VERTENZA NATUZZI, SOLUZIONE VICINA?

VERTENZA NATUZZI, SOLUZIONE VICINA?

Fa capolino un moderato ottimismo sulla vertenza Natuzzi, dopo l’ennesimo incontro al ministero dello Sviluppo economico. Sul tavolo cominciano a concretizzarsi varie opzioni, sulle quali potrebbe arrivare l’accordo agognato tra azienda e sindacati per scongiurare il licenziamento di 1726 dipendenti dichiarati in esubero dal gruppo di Santeramo in Colle, in provincia di Bari. Tre sono le date importanti: il 24 e 25 settembre prossimi, e poi il 3 ottobre. In quei tre giorni sono in programma la firma del mancato accordo sulla procedura di mobilità per i 1726 dipendenti e confronti serrati sulle ipotesi in campo, prima in ristretta e poi in plenaria.
“Siamo davanti ad un bivio”, afferma Paolo Acciai, segretario nazionale della Filca-Cisl. “O aspettare il 16 ottobre, data in cui scade la Cig, e assistere inermi al licenziamento dei dipendenti, oppure cercare tutte le soluzioni possibili per il ricollocamento dei lavoratori. Ovviamente stiamo lottando per la seconda. Le nostre priorità sono evitare che il lavoro possa andare all’estero e riuscire a conservare il posto ai dipendenti che rischiano. L’ultima opzione percorribile, invece, è la definizione di incentivi per l’esodo volontario. Ma sarebbe una sconfitta per il sindacato – afferma Acciai – perché vorrebbe dire snaturare il nostro ruolo, sempre teso all’occupazione”.
Il ventaglio delle possibilità al momento è vasto, non si esclude nessuna soluzione. Si sta ragionando sugli incentivi all’esodo, sulla stipula di contratti di solidarietà, sul trasferimento della produzione rumena in Puglia e sulla creazione di newco. Queste ultime consisterebbero in nuove aziende satellite del Gruppo Natuzzi, di proporzioni ridotte, in grado di ottenere la salvezza della casa madre con lo spostamento della produzione dagli stabilimenti della Romania alla Murgia.
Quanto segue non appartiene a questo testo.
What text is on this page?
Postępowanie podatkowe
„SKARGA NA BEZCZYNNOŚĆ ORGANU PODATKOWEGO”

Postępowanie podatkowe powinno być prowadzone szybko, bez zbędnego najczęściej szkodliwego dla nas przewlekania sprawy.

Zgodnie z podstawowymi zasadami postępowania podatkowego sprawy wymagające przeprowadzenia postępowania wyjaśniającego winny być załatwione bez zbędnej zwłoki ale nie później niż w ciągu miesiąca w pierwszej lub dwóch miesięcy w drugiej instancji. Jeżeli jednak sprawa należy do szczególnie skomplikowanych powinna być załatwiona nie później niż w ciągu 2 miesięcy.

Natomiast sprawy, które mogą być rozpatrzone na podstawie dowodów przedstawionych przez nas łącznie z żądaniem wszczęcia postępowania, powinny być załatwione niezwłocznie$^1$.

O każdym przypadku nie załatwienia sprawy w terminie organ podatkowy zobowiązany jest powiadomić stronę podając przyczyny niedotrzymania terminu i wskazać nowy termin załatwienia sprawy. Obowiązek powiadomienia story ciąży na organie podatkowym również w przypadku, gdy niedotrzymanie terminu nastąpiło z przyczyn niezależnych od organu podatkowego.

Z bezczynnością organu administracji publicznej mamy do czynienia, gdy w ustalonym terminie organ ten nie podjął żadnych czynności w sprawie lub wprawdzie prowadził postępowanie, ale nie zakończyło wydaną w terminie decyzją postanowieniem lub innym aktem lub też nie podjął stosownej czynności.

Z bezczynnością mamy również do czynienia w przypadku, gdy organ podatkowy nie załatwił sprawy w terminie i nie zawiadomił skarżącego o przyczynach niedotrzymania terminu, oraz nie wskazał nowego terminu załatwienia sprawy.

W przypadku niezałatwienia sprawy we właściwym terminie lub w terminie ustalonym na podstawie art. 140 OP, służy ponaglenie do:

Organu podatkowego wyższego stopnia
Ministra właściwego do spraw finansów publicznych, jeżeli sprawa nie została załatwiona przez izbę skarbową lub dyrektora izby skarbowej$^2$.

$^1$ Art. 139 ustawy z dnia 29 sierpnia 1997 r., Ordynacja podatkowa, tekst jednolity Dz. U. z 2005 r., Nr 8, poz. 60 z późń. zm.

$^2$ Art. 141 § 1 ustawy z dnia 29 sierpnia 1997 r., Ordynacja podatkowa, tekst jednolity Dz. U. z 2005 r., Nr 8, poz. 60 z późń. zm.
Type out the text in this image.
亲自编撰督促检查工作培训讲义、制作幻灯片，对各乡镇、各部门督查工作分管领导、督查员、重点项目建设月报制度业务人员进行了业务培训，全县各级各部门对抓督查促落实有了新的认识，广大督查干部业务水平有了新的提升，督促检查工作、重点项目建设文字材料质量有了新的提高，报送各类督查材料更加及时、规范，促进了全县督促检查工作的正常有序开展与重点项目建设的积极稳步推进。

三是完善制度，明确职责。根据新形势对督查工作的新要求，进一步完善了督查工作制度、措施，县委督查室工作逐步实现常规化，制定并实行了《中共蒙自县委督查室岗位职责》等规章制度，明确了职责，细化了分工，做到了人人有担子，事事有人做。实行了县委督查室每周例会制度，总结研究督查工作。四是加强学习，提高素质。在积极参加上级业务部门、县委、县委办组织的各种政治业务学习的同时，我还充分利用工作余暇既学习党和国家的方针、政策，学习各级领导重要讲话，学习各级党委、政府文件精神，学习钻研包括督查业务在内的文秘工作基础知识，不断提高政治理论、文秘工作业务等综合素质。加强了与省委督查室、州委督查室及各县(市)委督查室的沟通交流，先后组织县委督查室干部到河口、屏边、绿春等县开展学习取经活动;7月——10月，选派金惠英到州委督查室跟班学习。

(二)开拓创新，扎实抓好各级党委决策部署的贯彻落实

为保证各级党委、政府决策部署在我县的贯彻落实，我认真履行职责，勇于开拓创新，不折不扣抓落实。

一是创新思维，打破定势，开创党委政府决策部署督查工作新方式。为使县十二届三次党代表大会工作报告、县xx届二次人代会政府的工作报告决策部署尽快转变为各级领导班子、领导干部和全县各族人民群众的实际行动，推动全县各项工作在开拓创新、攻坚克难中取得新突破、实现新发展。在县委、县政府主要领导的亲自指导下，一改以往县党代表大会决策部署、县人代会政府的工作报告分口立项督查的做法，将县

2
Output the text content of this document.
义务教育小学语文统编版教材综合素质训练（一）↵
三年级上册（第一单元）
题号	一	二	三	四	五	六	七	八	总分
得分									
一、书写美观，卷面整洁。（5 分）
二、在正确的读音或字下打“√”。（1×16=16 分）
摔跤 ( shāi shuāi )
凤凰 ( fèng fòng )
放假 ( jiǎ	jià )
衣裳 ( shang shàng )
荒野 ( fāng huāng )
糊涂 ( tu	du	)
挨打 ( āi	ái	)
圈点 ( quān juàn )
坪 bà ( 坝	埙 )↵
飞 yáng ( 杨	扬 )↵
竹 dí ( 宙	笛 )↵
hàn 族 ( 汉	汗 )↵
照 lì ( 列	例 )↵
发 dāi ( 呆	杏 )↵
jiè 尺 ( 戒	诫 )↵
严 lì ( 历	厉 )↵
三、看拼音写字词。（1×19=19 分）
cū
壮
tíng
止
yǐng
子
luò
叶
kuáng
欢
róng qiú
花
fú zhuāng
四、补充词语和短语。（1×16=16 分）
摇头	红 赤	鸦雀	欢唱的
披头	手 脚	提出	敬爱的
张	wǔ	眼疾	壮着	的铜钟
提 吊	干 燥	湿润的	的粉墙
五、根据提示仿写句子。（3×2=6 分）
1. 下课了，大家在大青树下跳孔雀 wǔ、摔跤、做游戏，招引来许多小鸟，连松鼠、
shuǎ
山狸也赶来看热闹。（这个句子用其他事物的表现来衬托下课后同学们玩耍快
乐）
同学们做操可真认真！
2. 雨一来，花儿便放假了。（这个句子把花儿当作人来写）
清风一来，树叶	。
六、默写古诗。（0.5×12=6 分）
Il progetto potrebbe ricevere una parte delle risorse (in totale 101 milioni di euro) messe a disposizione nell’Accordo di programma dal Mise e dalle regioni interessate, Puglia e Basilicata. L’accordo, infatti, siglato nel febbraio scorso, prevede l’utilizzo delle risorse per la “salvaguardia ed il consolidamento delle imprese che operano nel settore del mobile imbottito, per l’attrazione di nuove iniziative imprenditoriali e per il sostegno al reimpiego dei lavoratori espulsi dalla filiera produttiva”.
Fino a pochi anni fa il distretto, che sorge a cavallo tra le province di Bari, Taranto e Matera, poteva contare su circa 15mila addetti, per un fatturato di 2,2 miliardi di euro.